Esta vida estudiosa e piedosa foi perturbada em setembro de 1939 pela invasão da Polônia e pela derrota de suas tropas. Como tantos poloneses, o Padre Dankowski não se resignou a esta derrota. Embora o jovem padre aparentemente tenha continuado seus deveres pastorais, ele logo se juntou à Resistência, ao lado de seu irmão Stanislas.

Sob o pseudônimo de Jordan, uma alusão à sua cidade natal, Pierre-Édouard concorda em assumir uma das missões mais perigosas: a do rádio. Uma estação de rádio clandestina foi criada no presbitério, tornando possível a comunicação através da fronteira e da rede dos Cárpatos com outras redes da Resistência na Hungria, Romênia e Eslováquia.

Em todos os países ocupados, colocar estas comunicações por rádio fora de serviço foi uma das prioridades dos alemães que, com a ajuda de instrumentos instalados em carros que atravessam as ruas e o campo, trabalharam arduamente para localizar os locais de transmissão.

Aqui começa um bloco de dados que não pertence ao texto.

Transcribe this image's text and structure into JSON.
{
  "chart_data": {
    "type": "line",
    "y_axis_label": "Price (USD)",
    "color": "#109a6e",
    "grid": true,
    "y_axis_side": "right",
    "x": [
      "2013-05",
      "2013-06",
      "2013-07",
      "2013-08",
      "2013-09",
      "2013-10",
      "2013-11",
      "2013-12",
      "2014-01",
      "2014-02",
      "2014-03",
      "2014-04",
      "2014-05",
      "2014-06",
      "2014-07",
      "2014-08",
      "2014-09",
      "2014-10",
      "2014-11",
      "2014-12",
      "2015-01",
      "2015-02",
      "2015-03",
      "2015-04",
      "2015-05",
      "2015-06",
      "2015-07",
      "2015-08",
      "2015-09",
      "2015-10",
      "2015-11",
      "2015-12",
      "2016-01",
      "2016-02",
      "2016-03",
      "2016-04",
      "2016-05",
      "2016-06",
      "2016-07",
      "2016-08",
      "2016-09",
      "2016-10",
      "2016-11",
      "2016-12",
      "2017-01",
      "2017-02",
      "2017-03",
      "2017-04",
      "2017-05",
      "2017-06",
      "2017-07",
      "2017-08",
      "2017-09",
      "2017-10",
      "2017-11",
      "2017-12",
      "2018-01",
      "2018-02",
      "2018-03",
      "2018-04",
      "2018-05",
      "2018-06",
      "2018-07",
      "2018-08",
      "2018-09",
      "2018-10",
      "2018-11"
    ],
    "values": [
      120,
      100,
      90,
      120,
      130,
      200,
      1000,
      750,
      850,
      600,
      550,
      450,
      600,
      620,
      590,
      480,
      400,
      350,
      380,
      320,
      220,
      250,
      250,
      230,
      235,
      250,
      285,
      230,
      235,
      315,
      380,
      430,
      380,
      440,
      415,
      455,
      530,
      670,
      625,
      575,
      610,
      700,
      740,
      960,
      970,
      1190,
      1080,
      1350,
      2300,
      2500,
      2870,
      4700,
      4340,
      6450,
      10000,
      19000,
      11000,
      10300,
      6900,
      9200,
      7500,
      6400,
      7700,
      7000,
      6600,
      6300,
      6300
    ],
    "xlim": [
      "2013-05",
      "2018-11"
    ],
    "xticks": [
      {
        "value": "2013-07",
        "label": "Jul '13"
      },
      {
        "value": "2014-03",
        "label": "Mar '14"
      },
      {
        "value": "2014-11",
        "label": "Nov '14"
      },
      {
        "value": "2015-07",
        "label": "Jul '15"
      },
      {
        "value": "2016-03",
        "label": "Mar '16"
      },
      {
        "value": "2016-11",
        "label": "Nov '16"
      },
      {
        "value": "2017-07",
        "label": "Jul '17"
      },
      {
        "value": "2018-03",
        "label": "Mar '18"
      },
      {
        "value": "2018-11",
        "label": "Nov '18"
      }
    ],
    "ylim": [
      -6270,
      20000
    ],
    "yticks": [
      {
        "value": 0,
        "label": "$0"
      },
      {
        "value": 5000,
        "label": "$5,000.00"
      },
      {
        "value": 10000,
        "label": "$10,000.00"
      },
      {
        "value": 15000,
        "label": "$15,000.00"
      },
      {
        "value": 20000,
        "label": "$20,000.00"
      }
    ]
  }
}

É verdade que as estações clandestinas mudavam regularmente seus abrigos, mas nem sempre com rapidez suficiente. E a má sorte podia interferir. O Padre Dankowski foi pego após alguns meses. Ele foi preso, espancado e torturado a fim de fazê-lo entregar sua rede. Ele permaneceu em silêncio.

A câmara de gás

Preso em Tarnovo, ainda submetido ao pior tratamento, ele continua a se manter em silêncio. Ele é então transferido para Auschwitz e designado para um comando de trabalho forçado dentro da fábrica da IG Farben. Horas de trabalho insuportáveis, privação de alimentos e cuidados, espancamentos, intimidação, frio intenso: os deportados vivenciaram todo o arsenal cruel de um sistema destinado a destruir os homens, tanto moral e espiritualmente como fisicamente.

Muitos desabam, se deixam morrer ou, para sobreviver a todo custo, se transformam em bestas prontas a fazer qualquer coisa por um pouco de alimento extra, mesmo que isso signifique esmagar os mais fracos. É preciso uma fortaleza excepcional e uma fé inabalável para não ser levado pelo poder do mal desencadeado e para continuar a ter esperança contra toda esperança.

Aqueles de seus camaradas que voltaram de Auschwitz dirão que o Padre Dankowski foi deste calibre até o fim. Foi precisamente porque ele era uma luz no meio deste inferno, um farol e um apoio para os outros prisioneiros? Será porque ele não é mais capaz de acompanhar o ritmo do comando, que é projetado para esgotar os prisioneiros? Ou foi vítima da vingança de algum guarda?

Nunca saberemos, pois toda a política dos campos se baseia no princípio de Nacht und Nebel, noite e nevoeiro, que consiste em fazer desaparecer os prisioneiros sem que seja possível saber o que aconteceu com eles ou como morreram. Em 3 de abril de 1942, Pierre Edouard Dankowski foi levado para a câmara de gás. Suas últimas palavras aos seus camaradas foram: “A Deus! A Deus!”. Era Sexta-feira Santa.